Escrito e dirigido por Cord Jefferson, o longa que marca a estreia do diretor acabou passando despercebido na Award Season, em meio ao barbenheimer e as infinity stones. Em uma participação modesta, mas não nula, American Fiction “comeu pelas beiradas” e garantiu o BAFTA e o Critics Choice Awards por ‘Melhor Roteiro Adaptado’ e 5 indicações ao OSCAR 2024, incluindo Melhor Filme, Melhor Trilha Sonora, Melhor Ator para Jeffrey Wright e ator coadjuvante para Sterling K. Brown.
O filme é Baseado no livro “Erasure”, de Percival Everett e tanto nas telas, como nas páginas, acompanhamos a trajetória de Thelonius “Monk” Ellison (Jeffrey Wright), um escritor e professor acadêmico que diante de percalços financeiros resolve escrever uma obra repleta dos mais absurdos estereótipos afro-americanos.
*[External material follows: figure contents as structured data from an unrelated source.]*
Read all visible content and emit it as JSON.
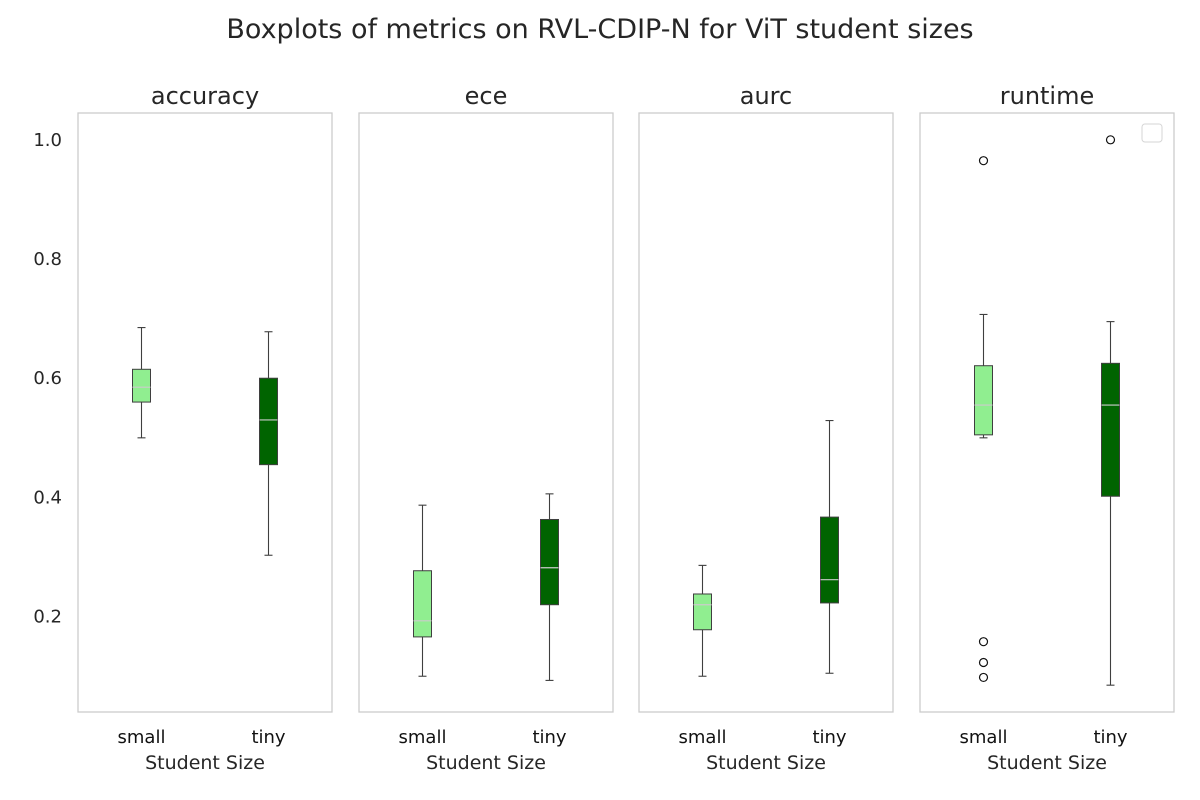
{
  "chart_data": {
    "title": "Boxplots of metrics on RVL-CDIP-N for ViT student sizes",
    "type": "boxplot",
    "shared_y": true,
    "ylim": [
      0.04,
      1.045
    ],
    "yticks": [
      "0.2",
      "0.4",
      "0.6",
      "0.8",
      "1.0"
    ],
    "ytick_values": [
      0.2,
      0.4,
      0.6,
      0.8,
      1.0
    ],
    "grid": false,
    "legend": "top-right (empty)",
    "categories": [
      "small",
      "tiny"
    ],
    "colors": {
      "small": "#90ee90",
      "tiny": "#006400",
      "whisker": "#3f3f3f",
      "median": "#cccccc",
      "frame": "#cccccc"
    },
    "panels": [
      {
        "title": "accuracy",
        "xlabel": "Student Size",
        "boxes": [
          {
            "category": "small",
            "whislo": 0.5,
            "q1": 0.56,
            "med": 0.585,
            "q3": 0.615,
            "whishi": 0.685,
            "fliers": []
          },
          {
            "category": "tiny",
            "whislo": 0.303,
            "q1": 0.455,
            "med": 0.53,
            "q3": 0.6,
            "whishi": 0.678,
            "fliers": []
          }
        ]
      },
      {
        "title": "ece",
        "xlabel": "Student Size",
        "boxes": [
          {
            "category": "small",
            "whislo": 0.1,
            "q1": 0.166,
            "med": 0.193,
            "q3": 0.277,
            "whishi": 0.387,
            "fliers": []
          },
          {
            "category": "tiny",
            "whislo": 0.093,
            "q1": 0.22,
            "med": 0.282,
            "q3": 0.363,
            "whishi": 0.406,
            "fliers": []
          }
        ]
      },
      {
        "title": "aurc",
        "xlabel": "Student Size",
        "boxes": [
          {
            "category": "small",
            "whislo": 0.1,
            "q1": 0.178,
            "med": 0.22,
            "q3": 0.238,
            "whishi": 0.286,
            "fliers": []
          },
          {
            "category": "tiny",
            "whislo": 0.105,
            "q1": 0.223,
            "med": 0.262,
            "q3": 0.367,
            "whishi": 0.529,
            "fliers": []
          }
        ]
      },
      {
        "title": "runtime",
        "xlabel": "Student Size",
        "boxes": [
          {
            "category": "small",
            "whislo": 0.5,
            "q1": 0.505,
            "med": 0.555,
            "q3": 0.621,
            "whishi": 0.707,
            "fliers": [
              0.965,
              0.158,
              0.123,
              0.098
            ]
          },
          {
            "category": "tiny",
            "whislo": 0.085,
            "q1": 0.402,
            "med": 0.555,
            "q3": 0.625,
            "whishi": 0.695,
            "fliers": [
              1.0
            ]
          }
        ]
      }
    ]
  }
}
O engraçado? O que era para ser apenas uma brincadeira acaba se tornando um best-seller.
American Fiction abre um leque de tópicos quando o assunto é narrativas pretas e estereótipos. O filme discute como obras afro-americanas são apresentadas na literatura e nas artes e, principalmente, adentra nas expectativas sobre as próprias. Todavia, American Fiction não se prende ao didatismo e muito menos transforma suas 1 hora e 56 minutos em um grande manual antirracista em película. Entre sátiras a Hollywood e crises existenciais, o filme brinca com o próprio sistema dentro do sistema.
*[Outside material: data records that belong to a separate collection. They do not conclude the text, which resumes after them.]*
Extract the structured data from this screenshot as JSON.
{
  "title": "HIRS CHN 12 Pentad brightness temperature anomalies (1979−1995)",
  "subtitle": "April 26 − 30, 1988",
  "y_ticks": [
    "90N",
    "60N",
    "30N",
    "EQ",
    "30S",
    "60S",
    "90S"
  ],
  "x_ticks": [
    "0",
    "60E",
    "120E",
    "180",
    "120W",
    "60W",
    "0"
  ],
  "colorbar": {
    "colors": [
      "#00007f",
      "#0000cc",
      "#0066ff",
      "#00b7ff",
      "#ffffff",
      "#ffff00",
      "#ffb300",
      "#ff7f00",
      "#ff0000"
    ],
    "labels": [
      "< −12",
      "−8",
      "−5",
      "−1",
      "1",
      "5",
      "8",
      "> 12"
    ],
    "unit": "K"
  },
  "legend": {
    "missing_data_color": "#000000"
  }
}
“Pessoas Brancas não querem a verdade, elas só querem se sentir absolvidas”.
Apesar de apresentada de maneira trivial em uma cena despretensiosa, sinto que essa frase capta a essência de American Fiction e, sobretudo, a visão de Monk.
Sendo um homem afro-americano inserido na elite literária academia, Monk rejeita os padrões pré-estabelecidos do que seria uma literatura afro-americana. Ele abomina os estereótipos “negros”, como a cultura das periferias e a linguagem do gueto, de maneira que sente que obras que apresentam o negro como “Gangster” e utilizam o linguajar simplista são feitas apenas para satisfazer essa culpabilidade branca, ou seja, Monk sente que brancos fetichizam o sofrimento negro e exaltam essas obras de uma forma de minimizar a opressão.
O fato é ainda mais escancarado pela escritora Sintara Golden, vivida na pela da talentosíssima Issa Rae. Logo no início vemos que Golden atingiu o estrelato com um best-seller moldado em estereótipos tão condenados por Monk. Ela é um produto do sistema e o alimenta. O filme muda de figura quando Monk se dá conta de que já está inserido na caixinha que tanto fugiu e percebe que a invencibilidade do sistema, levando-o a uma única alternativa, caçoar do próprio sistema. Seguindo o famoso “é rir pra não chorar” e assim cria o pseudónimo e publica uma das piores histórias já feitas, o best-seller “Fuck”.
O filme atinge seu ponto alto durante o “embate” entre Monk e Sintara. Em uma conversa trivial os personagens discutem raça, gênero e o próprio estereótipo, levando o espectador a presenciar uma virada de chave no filme, na qual percebe-se que a visão de Monk não é tão abrangente assim e que a rejeição pelos estereótipos muitas vezes é interligada a rejeição da própria cultura, logo, em tornar-se o opressor.
QUANDO O DRAMA ENGESSA A SÁTIRA
Apesar de atuar como agente motivador na jornada do protagonista, uma vez que um dos fatores para Monk continuar a publicar “Fuck” é o tratamento do Alzheimer da mãe Agnes (Leslie Uggams), o núcleo familiar se dispersa em American Fiction. Claro que se destaca a atuação de Sterling K. Brown como Cliff, irmão do protagonista. Indicado merecidamente ao Oscar, o ator de “This is Us” entrega um Cliff caótico, carismático e profundo. Contudo, o tempo de tela não faz jus ao personagem, deixando lacunas sobre sua história. Outro fato deixado de lado no filme, é a relação entre os irmãos, dado pelo luto efêmero pela irmã Lisa e o suicídio do pai de Monk, que acaba sendo uma informação inútil ao roteiro, visto que não tem impacto sobre a narrativa.
Mesmo com problemas, o roteiro de Cord Jefferson permanece sendo o trunfo do filme. Com um brilhante timing para a comédia depreciativa, o diretor garante uma ótima estreia nas telonas, uma vez que American Fiction acerta quando discute o que é o estereótipo afro-americano e o ramifica em discussões que dispersam problematizações vazias. É a prova em forma de filme que cineastas pretos têm muito mais a contar do que apenas racismo.